INGREDIENTS
1 (1.75 oz.) package no-sugar-needed fruit pectin
5-6 ripe peaches, peeled and diced
3/4 cup white sugar
3/4 cup unsweetened white grape juice
5 (8 oz.) mason jars or tupperware containers
1/2-1 tablespoon lemon juice
1/8 teaspoon cinnamon
1/8 teaspoon nutmeg
PREPARATION
Bring a large pot of water to boil and carefully lower peaches into water. Cook for 30 seconds, then remove from water and place in an ice bath to prevent further cooking.
- Once cool, peel skin off and dice into small pieces. Purée peaches in food processor until smooth.
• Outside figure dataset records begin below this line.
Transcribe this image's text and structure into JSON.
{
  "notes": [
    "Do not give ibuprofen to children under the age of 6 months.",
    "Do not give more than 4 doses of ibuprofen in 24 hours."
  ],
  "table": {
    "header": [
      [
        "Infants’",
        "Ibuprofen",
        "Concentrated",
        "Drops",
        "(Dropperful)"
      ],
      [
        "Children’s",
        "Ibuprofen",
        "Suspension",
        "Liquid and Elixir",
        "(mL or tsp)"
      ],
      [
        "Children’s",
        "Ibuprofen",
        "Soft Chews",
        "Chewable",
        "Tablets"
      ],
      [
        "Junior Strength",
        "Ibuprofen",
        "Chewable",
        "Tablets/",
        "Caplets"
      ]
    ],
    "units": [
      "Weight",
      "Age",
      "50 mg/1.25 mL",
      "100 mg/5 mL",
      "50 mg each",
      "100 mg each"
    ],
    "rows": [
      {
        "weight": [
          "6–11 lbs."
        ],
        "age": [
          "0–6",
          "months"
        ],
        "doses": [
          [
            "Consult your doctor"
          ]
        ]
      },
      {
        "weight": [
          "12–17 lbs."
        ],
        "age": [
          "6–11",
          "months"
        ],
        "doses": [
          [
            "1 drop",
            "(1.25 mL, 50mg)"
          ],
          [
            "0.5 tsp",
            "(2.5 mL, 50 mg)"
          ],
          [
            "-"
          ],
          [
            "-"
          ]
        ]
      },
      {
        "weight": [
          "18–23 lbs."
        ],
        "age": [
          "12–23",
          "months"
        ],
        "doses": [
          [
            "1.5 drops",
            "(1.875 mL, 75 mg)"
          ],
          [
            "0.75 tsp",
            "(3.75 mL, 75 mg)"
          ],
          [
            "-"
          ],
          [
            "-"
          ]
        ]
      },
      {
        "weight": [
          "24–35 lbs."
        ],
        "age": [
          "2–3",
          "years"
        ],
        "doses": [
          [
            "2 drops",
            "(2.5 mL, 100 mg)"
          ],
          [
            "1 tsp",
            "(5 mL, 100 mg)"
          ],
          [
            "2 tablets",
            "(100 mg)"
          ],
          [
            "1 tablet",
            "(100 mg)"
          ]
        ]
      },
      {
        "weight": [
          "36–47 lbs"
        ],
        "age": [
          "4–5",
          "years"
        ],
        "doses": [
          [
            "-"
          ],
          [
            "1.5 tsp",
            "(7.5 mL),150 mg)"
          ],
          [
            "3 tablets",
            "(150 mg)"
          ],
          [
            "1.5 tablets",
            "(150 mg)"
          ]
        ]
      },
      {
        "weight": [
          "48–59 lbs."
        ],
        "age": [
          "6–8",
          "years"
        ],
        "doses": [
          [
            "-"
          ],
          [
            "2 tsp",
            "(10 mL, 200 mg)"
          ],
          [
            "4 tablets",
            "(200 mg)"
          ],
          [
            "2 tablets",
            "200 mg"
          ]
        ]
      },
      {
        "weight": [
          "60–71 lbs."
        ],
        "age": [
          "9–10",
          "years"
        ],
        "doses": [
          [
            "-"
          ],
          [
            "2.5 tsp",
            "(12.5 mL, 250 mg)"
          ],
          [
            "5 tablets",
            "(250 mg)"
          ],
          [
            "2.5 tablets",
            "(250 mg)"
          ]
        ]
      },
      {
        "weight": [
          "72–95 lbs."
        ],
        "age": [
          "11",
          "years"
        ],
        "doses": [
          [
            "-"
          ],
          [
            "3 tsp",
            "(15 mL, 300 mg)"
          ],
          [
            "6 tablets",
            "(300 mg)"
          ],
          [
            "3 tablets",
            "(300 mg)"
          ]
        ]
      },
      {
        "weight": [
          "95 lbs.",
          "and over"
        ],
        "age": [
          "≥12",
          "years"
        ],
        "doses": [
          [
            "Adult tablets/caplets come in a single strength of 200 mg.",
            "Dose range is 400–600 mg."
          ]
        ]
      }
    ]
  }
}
- Pour grape juice and lemon juice into a medium saucepan and bring to a boil over medium-high heat, then stir in pectin.
- Make sure mixture is at a rolling boil and use a wire whisk to stir until pectin is fully dissolved. Cook for 1 minute.
- Add in peach puree, sugar, cinnamon and nutmeg, then let cook (boiling) for 5-6 minutes.
- Remove jam from heat and pour into glass containers, make sure to leave space on the top for the jam to expand in the freezer.
- Let cool fully, then seal jars and store in freezer.